Heather Kachur, formerly of Shawnee, Kan., doesn’t know what has become of her home in coastal Sargent, Texas. She evacuated Thursday with her parents, her two teenaged sons, four cats and a dog.
The house they left is on stilts, but neighbors have been sharing pictures online of the damage in the canal community, including washed-away dock houses, upside down RVs and battered boats adrift.
“The hardest part is not knowing,” Kachur said. Not knowing what is left of their neighborhood and “not knowing when we can go home.”
They fled to her sister’s home in Rosenberg, Texas, just southwest of Houston, and were trapped Sunday among flooded streets. The family had to pull their cars up into the lawns and higher up on the driveways to get them away from the water that finally began to recede, though the rain keeps coming.

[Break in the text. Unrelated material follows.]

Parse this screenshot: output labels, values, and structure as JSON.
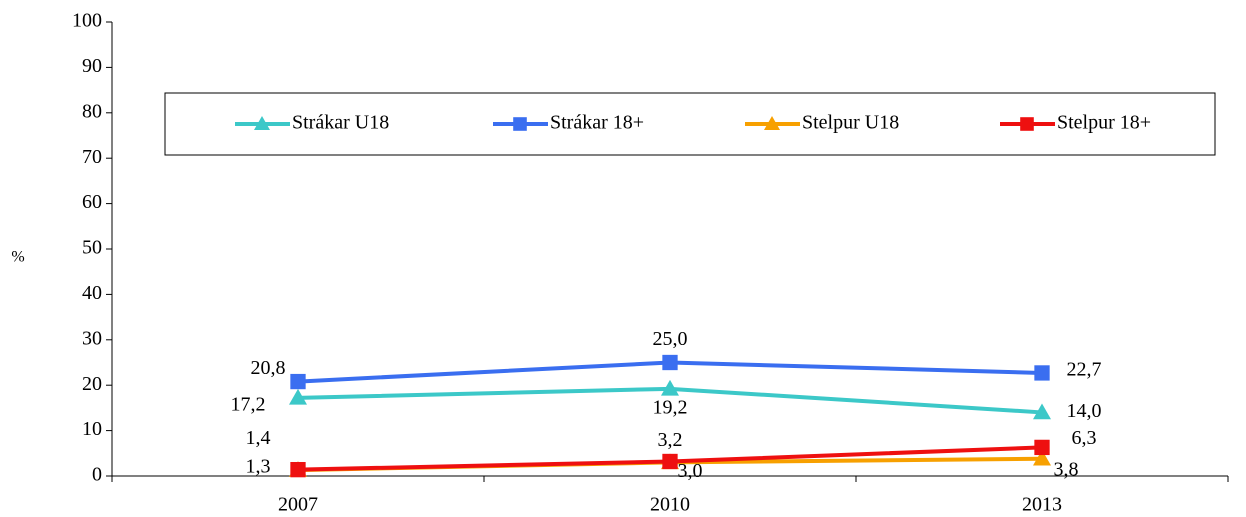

Christine Clauder had a dry house late Sunday morning in her northwest Houston neighborhood, but she was trapped there as she watched overflowing creek water flooding through its streets.
“We can't leave even if we wanted to,” said Clauder, who lived in Grain Valley for years before moving to Houston in 2013. “People have been advised to stay put and stay off the roads by the police chief. Leaving is not an option at this point.”
Clauder, who had moved from Texas to the Kansas City area in 1994 and returned to Houston four years ago, said the entrances to her neighborhood were blocked by rising water.
“I’m OK,” said Clauder, “I heeded the warnings and stocked up on non-perishables and water, along with other precautions such as filling up the bathtub with water, and bringing valuables and documents to the second floor of my house.”
Clauder said she had gathered enough supplies to last four days, but looking at the weather forecast made her wonder if it would be enough.
“Luckily, our power has not gone out, but I know thousands of people in Houston have lost power. Those of us with power are relying on social media and news coverage for updates.”
Clauder said her 17-year-old daughter was supposed to have her first day of school Monday, but the school district announced classes were canceled and will not resume until September 5.
Marjie Podzielinski, a Kansas native who graduated from Shawnee Mission East High School in the early 1970s, can name off at least five hurricanes or tropical storms that have tested her family’s resolve over the past four decades in north Houston.
Harvey, she said, is a lot like Tropical Storm Allison of 2001, that dumped as much as 40 inches of rain on the Houston area.
“It’s just rain, rain, rain,” she said. “There’s nothing you can do. You can’t turn the faucet off…It’s going to take the city quite a while to get back on its feet.”
Houston was not evacuated in advance of the storm, but on Friday Texas Gov. Greg Abbott had encouraged residents in low-lying and coastal areas of the state to evacuate.
Cooper said she left Friday when she saw sandbags being stacked against her home and the rest of the groundfloor apartments in her Seabrook residence. Neighbors also left, and on Sunday none knew what had become of their homes, she said.
The National Weather Service said some parts of Houston and just west of the city may receive a Texas record of 50 inches of rain as Harvey stalls over Texas.
“We’re in kind of unprecedented territory with this storm,” said Weather Service meteorologist Patrick Burke.